The published research to date includes a substantial amount of geranium plant and oil analysis. However, until now, none of the samples analyzed have been identical or reported as from the same region. Thus, regional environmental variations could explain the presence of 4-Methyl-2-hexanamine hydrochloride in the Changzhou S11, Changzhou March 2012, and Changzhou May 2012 samples and the absence of 4-Methyl-2-hexanamine hydrochloride concentrations in Kunming and Guiyang geranium samples reported here; the Indian and Mississippi samples reported by ElSohly et al, the France, Egypt, and New Zealand samples reported by Lisi et al, and the China and Egypt samples reported by Zhang et al.

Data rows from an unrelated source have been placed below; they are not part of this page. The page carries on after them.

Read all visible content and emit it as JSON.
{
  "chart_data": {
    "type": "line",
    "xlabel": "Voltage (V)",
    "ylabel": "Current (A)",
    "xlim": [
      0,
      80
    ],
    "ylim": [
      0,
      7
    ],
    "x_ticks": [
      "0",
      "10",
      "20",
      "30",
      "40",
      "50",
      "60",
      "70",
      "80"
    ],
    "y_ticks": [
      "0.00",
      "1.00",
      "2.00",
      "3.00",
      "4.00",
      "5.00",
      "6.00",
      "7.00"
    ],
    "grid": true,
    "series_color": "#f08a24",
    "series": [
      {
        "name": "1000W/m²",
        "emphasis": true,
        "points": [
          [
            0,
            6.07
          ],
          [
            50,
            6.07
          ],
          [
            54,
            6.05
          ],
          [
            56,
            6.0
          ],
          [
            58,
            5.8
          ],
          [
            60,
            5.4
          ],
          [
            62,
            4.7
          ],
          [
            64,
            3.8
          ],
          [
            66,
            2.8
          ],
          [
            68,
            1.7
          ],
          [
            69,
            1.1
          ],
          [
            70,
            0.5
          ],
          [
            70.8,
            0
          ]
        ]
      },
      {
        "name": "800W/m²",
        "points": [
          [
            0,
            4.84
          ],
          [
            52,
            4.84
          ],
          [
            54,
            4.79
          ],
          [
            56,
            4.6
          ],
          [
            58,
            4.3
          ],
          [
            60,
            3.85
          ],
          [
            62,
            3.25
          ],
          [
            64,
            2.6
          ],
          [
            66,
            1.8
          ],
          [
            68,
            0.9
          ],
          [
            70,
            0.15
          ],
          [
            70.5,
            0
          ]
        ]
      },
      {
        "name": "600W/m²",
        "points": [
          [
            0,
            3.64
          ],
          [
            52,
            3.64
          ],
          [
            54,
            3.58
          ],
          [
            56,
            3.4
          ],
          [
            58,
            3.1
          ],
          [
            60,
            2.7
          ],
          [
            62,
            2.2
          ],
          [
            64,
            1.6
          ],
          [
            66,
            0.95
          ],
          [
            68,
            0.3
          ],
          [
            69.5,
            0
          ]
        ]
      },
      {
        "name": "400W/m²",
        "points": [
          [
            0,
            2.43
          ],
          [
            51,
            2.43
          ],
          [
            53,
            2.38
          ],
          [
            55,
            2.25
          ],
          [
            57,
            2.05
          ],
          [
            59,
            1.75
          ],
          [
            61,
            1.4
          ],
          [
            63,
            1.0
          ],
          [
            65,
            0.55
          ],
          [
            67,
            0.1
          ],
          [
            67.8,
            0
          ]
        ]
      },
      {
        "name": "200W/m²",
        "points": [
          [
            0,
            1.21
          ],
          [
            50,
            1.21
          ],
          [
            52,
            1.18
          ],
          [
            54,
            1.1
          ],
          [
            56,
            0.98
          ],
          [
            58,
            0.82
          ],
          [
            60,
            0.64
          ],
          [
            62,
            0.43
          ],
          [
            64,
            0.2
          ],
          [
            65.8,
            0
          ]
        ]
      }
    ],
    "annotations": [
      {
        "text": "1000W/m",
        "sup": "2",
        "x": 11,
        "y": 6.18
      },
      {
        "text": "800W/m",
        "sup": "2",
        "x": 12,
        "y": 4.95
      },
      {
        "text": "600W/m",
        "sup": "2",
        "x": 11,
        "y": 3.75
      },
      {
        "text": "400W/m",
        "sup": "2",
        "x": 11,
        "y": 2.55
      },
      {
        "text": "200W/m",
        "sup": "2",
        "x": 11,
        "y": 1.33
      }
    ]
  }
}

A possible solution to this discrepancy would be a multiple laboratory and blind analysis of identical samples expected to have 1,3-DMAA (such as Changzhou region samples) as well as samples that are not expected to contain 4-Methyl-2-hexanamine hydrochloride. Using this approach, a satisfactory answer for the national regulatory agencies as well as the commercial interests could be provided.

References

[1]Small C, Cheng MH, Belay SS, Bulloch SL, Zimmerman B, Sorkin A, Block ER. The Alkylamine Stimulant 1,3-Dimethylamylamine Exhibits Substrate-Like Regulation of Dopamine Transporter Function and Localization. J Pharmacol Exp Ther. 2023 Aug;386(2):266-273.

[2]Schilling BK, Hammond KG, Bloomer RJ, Presley CS, Yates CR. Physiological and pharmacokinetic effects of oral 1,3-dimethylamylamine administration in men. BMC Pharmacol Toxicol. 2013 Oct 4;14:52.

[3]Fleming HL, Ranaivo PL, Simone PS. Analysis and Confirmation of 1,3-DMAA and 1,4-DMAA in Geranium Plants Using High Performance Liquid Chromatography with Tandem Mass Spectrometry at ng/g Concentrations. Anal Chem Insights. 2012;7:59-78.